KV Data Modeling: Time Series
What is it?
Time Series data is proliferating with literally every step that we take, just think about things like Fitbit bracelets that track your every move and financial trading data all of which is timestamped.
Time series data requires high performance reads and writes even with a huge number of data sources. Both speed and scale are integral to success, which makes for a unique challenge for your database.
A time series NoSQL data model requires flexibility to support unstructured, and semi-structured data as well as the ability to write range queries to analyze your time series data.
Dataset
Hard drive test data: https://www.backblaze.com/hard-drive-test-data.html
Lets walk through a sample data exercise. We have access to a fairly large amount of hard drive test data, and you can download the data using the link above. Included in that data is the S.M.A.R.T. stats, or “Self-Monitoring, Analysis and Reporting Technology” for each of the drives tested (a number of columns of data with information about a Hard Drive’s performance).
So, What questions might we ask about this data?
Data Characteristics
If we were encountering the data over time, and not just all at once, what decisions would we make regarding the storage of that data?

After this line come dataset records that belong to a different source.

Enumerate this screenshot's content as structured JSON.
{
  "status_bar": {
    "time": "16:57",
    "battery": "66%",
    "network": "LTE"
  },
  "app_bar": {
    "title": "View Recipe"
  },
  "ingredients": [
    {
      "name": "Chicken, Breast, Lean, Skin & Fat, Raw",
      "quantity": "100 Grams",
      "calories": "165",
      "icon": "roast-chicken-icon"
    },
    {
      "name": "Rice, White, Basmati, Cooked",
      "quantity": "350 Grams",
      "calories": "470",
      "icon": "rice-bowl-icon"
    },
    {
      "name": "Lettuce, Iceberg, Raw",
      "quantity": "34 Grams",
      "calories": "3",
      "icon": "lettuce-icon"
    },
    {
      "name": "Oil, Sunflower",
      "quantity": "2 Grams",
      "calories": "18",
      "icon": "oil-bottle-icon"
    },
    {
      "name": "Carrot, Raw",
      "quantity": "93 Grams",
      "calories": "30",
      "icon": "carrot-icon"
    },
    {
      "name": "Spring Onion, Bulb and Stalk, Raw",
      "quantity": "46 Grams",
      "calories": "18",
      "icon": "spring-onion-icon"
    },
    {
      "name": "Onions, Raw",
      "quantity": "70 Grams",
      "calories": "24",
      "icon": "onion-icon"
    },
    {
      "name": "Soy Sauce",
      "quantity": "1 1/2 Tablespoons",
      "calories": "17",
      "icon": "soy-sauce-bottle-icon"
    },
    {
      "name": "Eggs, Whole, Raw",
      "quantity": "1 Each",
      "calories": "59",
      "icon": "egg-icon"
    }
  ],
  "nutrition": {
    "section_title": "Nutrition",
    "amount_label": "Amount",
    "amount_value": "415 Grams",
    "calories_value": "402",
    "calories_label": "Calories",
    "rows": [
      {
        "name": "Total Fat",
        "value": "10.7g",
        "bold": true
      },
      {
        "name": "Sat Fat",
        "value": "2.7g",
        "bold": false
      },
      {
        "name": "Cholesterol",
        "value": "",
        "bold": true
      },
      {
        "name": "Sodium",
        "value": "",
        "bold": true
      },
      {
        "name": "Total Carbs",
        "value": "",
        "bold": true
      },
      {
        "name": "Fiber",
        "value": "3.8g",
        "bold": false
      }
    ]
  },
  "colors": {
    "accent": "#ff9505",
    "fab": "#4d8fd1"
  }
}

Lets look at the characteristics of the raw data:
[Date, Serial Number, Model, Capacity (bytes), Failure, …, smart_194_raw (Temp), …]
Sample Row:
Date: “2013-04-10”
Model: “Hitachi HDS5C3030ALA630”
Failure: 0
Temp: 26
Given our question: “What is the effect of temperature on hard drive failures?”, We need to look for potential values in our data other than the timestamp that would be good candidates to index on. This is a potentially big decision depending on the amount of data we plan to ingest.
If we choose the Model name as part of our composite primary partition key, we are effectively limiting ourselves to performing calculations on a single Model at a time. On the other hand, if we know that we only have maybe 20 or 30 different models of hard drives, that might not be such a bad thing since all of the data for a single Model would then be colocated physically on disk, giving us quicker queries for that group of data.
Define the Conceptual Query
Now that we have some questions to ask of the data, and a good idea of what that data looks like, we can start to conceptualize what the query will look like. There are a few ways that we can tackle this problem, here’s one approach for what the query might look like:
SELECT * FROM HardDrives
WHERE date >= 2013-01-01
AND date <= 2013-12-31
AND failure = 'true’
The plain english for this query is “Find all of the hard drives that failed in 2013” This means that we essentially only choose to index on the date on which a failure happened, and whether or not a failure was encountered on that date The advantage here is that all of the data for failures is colocated physically, But it also means more client side work to actually get the numbers that we want. ## Create the Table Using Riak TS, here’s what the CREATE TABLE command might look like:
riak-admin bucket-type create HardDrives '{"props":{"n_val":3, "table_def":”
CREATE TABLE HardDrives (
date TIMESTAMP NOT NULL,
family VARCHAR NOT NULL,
failure VARCHAR NOT NULL,
serial VARCHAR,
model VARCHAR,
capacity FLOAT,
temperature FLOAT,
PRIMARY KEY (
(quantum(date, 1, ‘y'), family, failure),
date, family, failure))"}}’
Table definitions in Riak TS are created using the riak-admin bucket-type create command as shown here. You’ll notice that I added a field named “family,” this is because of the way that Riak TS creates the composite keys for the data.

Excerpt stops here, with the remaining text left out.